In June last year, BPI introduced its Green Finance Framework which is aimed at funding environmental projects. “Now more than ever, we have to constantly think about the broader impact of every project that we finance—how it impacts the environment, how it contributes to society and how it aligns with our vision of a better Philippines,” BPI President Cezar P. Consing said in a disclosure on Thursday.
The framework details the use of proceeds from the issuance, review and selection of projects, fund management and reporting.
BPI said the framework is also in line with the International Capital Market Association Green and Social Bond principles, the Loan Market Association Green Loan principles and the Asean Green, Social and Sustainability Bond standards.
BPI Capital Corp. served as social structuring advisor for the expansion of the listed bank’s framework.
In September last year, BPI priced its $300-million senior unsecured fixed-rate Association of Southeast Asian Nations Green Bond, the
proceeds of which was supposed to be used for financing and refinancing of eligible green projects.
The bonds carry a coupon rate of 2.5 percent and a reoffer yield of 2.577 percent.
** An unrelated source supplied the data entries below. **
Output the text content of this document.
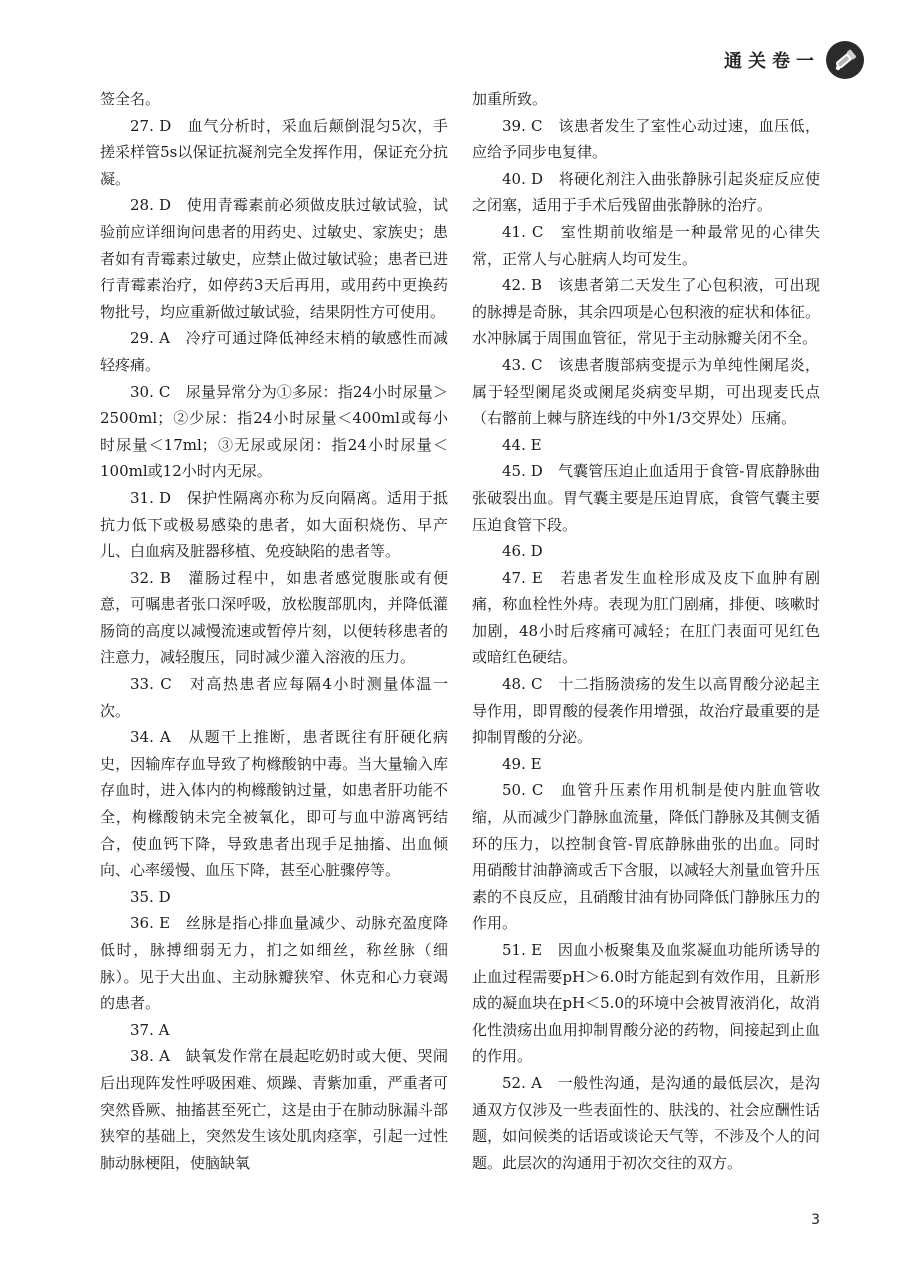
通关卷一

签全名。

27. D　血气分析时，采血后颠倒混匀5次，手搓采样管5s以保证抗凝剂完全发挥作用，保证充分抗凝。

28. D　使用青霉素前必须做皮肤过敏试验，试验前应详细询问患者的用药史、过敏史、家族史；患者如有青霉素过敏史，应禁止做过敏试验；患者已进行青霉素治疗，如停药3天后再用，或用药中更换药物批号，均应重新做过敏试验，结果阴性方可使用。

29. A　冷疗可通过降低神经末梢的敏感性而减轻疼痛。

30. C　尿量异常分为①多尿：指24小时尿量＞2500ml；②少尿：指24小时尿量＜400ml或每小时尿量＜17ml；③无尿或尿闭：指24小时尿量＜100ml或12小时内无尿。

31. D　保护性隔离亦称为反向隔离。适用于抵抗力低下或极易感染的患者，如大面积烧伤、早产儿、白血病及脏器移植、免疫缺陷的患者等。

32. B　灌肠过程中，如患者感觉腹胀或有便意，可嘱患者张口深呼吸，放松腹部肌肉，并降低灌肠筒的高度以减慢流速或暂停片刻，以便转移患者的注意力，减轻腹压，同时减少灌入溶液的压力。

33. C　对高热患者应每隔4小时测量体温一次。

34. A　从题干上推断，患者既往有肝硬化病史，因输库存血导致了枸橼酸钠中毒。当大量输入库存血时，进入体内的枸橼酸钠过量，如患者肝功能不全，枸橼酸钠未完全被氧化，即可与血中游离钙结合，使血钙下降，导致患者出现手足抽搐、出血倾向、心率缓慢、血压下降，甚至心脏骤停等。

35. D

36. E　丝脉是指心排血量减少、动脉充盈度降低时，脉搏细弱无力，扪之如细丝，称丝脉（细脉）。见于大出血、主动脉瓣狭窄、休克和心力衰竭的患者。

37. A

38. A　缺氧发作常在晨起吃奶时或大便、哭闹后出现阵发性呼吸困难、烦躁、青紫加重，严重者可突然昏厥、抽搐甚至死亡，这是由于在肺动脉漏斗部狭窄的基础上，突然发生该处肌肉痉挛，引起一过性肺动脉梗阻，使脑缺氧

加重所致。

39. C　该患者发生了室性心动过速，血压低，应给予同步电复律。

40. D　将硬化剂注入曲张静脉引起炎症反应使之闭塞，适用于手术后残留曲张静脉的治疗。

41. C　室性期前收缩是一种最常见的心律失常，正常人与心脏病人均可发生。

42. B　该患者第二天发生了心包积液，可出现的脉搏是奇脉，其余四项是心包积液的症状和体征。水冲脉属于周围血管征，常见于主动脉瓣关闭不全。

43. C　该患者腹部病变提示为单纯性阑尾炎，属于轻型阑尾炎或阑尾炎病变早期，可出现麦氏点（右髂前上棘与脐连线的中外1/3交界处）压痛。

44. E

45. D　气囊管压迫止血适用于食管-胃底静脉曲张破裂出血。胃气囊主要是压迫胃底，食管气囊主要压迫食管下段。

46. D

47. E　若患者发生血栓形成及皮下血肿有剧痛，称血栓性外痔。表现为肛门剧痛，排便、咳嗽时加剧，48小时后疼痛可减轻；在肛门表面可见红色或暗红色硬结。

48. C　十二指肠溃疡的发生以高胃酸分泌起主导作用，即胃酸的侵袭作用增强，故治疗最重要的是抑制胃酸的分泌。

49. E

50. C　血管升压素作用机制是使内脏血管收缩，从而减少门静脉血流量，降低门静脉及其侧支循环的压力，以控制食管-胃底静脉曲张的出血。同时用硝酸甘油静滴或舌下含服，以减轻大剂量血管升压素的不良反应，且硝酸甘油有协同降低门静脉压力的作用。

51. E　因血小板聚集及血浆凝血功能所诱导的止血过程需要pH＞6.0时方能起到有效作用，且新形成的凝血块在pH＜5.0的环境中会被胃液消化，故消化性溃疡出血用抑制胃酸分泌的药物，间接起到止血的作用。

52. A　一般性沟通，是沟通的最低层次，是沟通双方仅涉及一些表面性的、肤浅的、社会应酬性话题，如问候类的话语或谈论天气等，不涉及个人的问题。此层次的沟通用于初次交往的双方。

3
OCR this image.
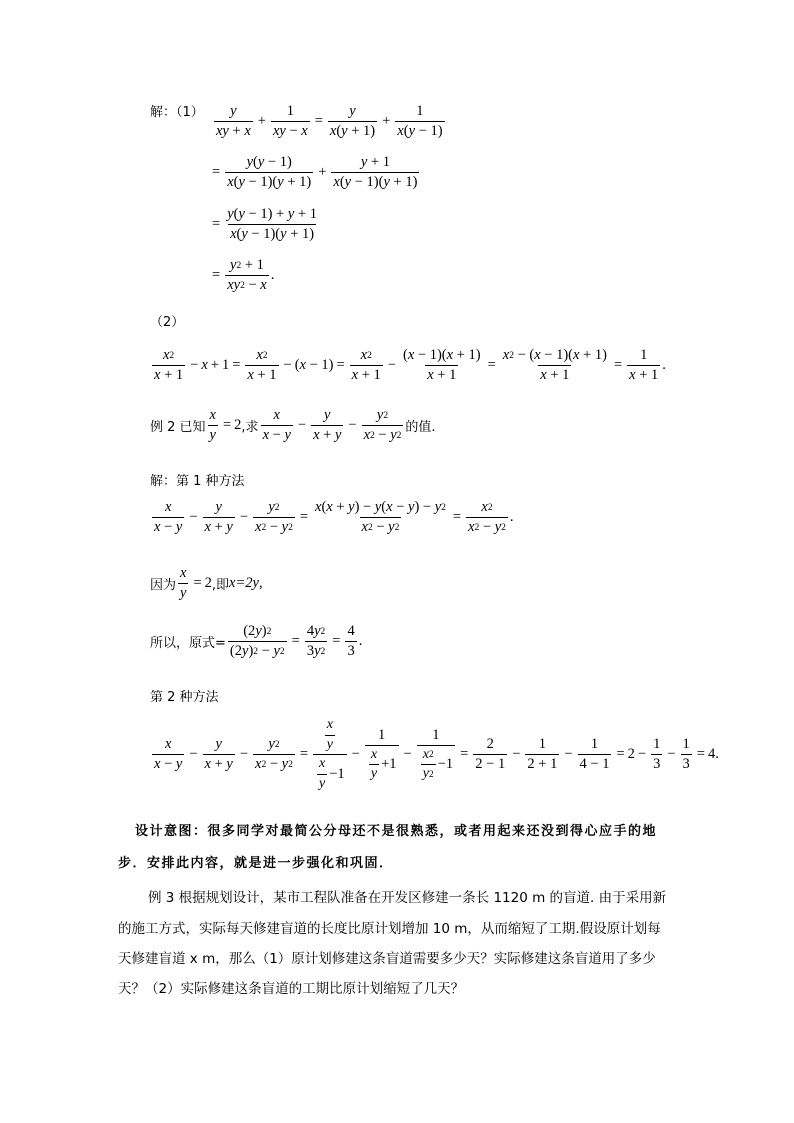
解：（1） y
xy + x
+ $\frac{1}{xy - x} = \frac{y}{x ( y + 1)} + \frac{1}{x ( y - 1)}$
= $\frac{y ( y - 1)}{x ( y - 1)( y + 1)} + \frac{y + 1}{x ( y - 1)( y + 1)}$
= $\frac{y ( y - 1) + y + 1}{x ( y - 1)( y + 1)}$
= $\frac{y 2 + 1}{xy 2 - x}$ .
（2）
x 2
x + 1
− $x + 1 = \frac{x 2}{x + 1}$ − ( $x - 1) = \frac{x 2}{x + 1} - \frac{( x - 1)( x + 1)}{x + 1} = \frac{x 2 - ( x - 1)( x + 1)}{x + 1} = \frac{1}{x + 1}$ .
例 2 已知 $\frac{x}{y} = 2$ ,求
x
x − y
− $\frac{y}{x + y} - \frac{y 2}{x 2 - y 2}$ 的值.
解：第 1 种方法
x
x − y
− $\frac{y}{x + y} - \frac{y 2}{x 2 - y 2} = \frac{x ( x + y ) - y ( x - y ) - y 2}{x 2 - y 2} = \frac{x 2}{x 2 - y 2}$ .
因为 $\frac{x}{y} = 2$ ,即 x=2y ,
所以，原式= $\frac{(2 y ) 2}{(2 y ) 2 - y 2} = \frac{4 y 2}{3 y 2} = \frac{4}{3}$ .
第 2 种方法
x
x − y
− $\frac{y}{x + y} - \frac{y 2}{x 2 - y 2} = x$
y
x
y
−1 − 1
x
y
+1 − 1
x 2
y 2
$-1 = \frac{2}{2 - 1} - \frac{1}{2 + 1} - \frac{1}{4 - 1} = 2 - \frac{1}{3} - \frac{1}{3} = 4$.
设计意图：很多同学对最简公分母还不是很熟悉，或者用起来还没到得心应手的地
步．安排此内容，就是进一步强化和巩固．
例 3 根据规划设计，某市工程队准备在开发区修建一条长 1120 m 的盲道. 由于采用新
的施工方式，实际每天修建盲道的长度比原计划增加 10 m，从而缩短了工期.假设原计划每
天修建盲道 x m，那么（1）原计划修建这条盲道需要多少天？实际修建这条盲道用了多少
天？（2）实际修建这条盲道的工期比原计划缩短了几天？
These will mature on September 10, 2024.
The offering was subscribed by over four times, BPI said, with most of the order book coming from Asia.
The listed bank saw its first quarter earnings slide by 5 percent to P6.39 billion in the first three months due to higher provisions for potential credit losses amid the pandemic. Revenues for the period, however, climbed by 10.9 percent to P25.26 billion while net interest income surged 13 percent to P18.14 billion.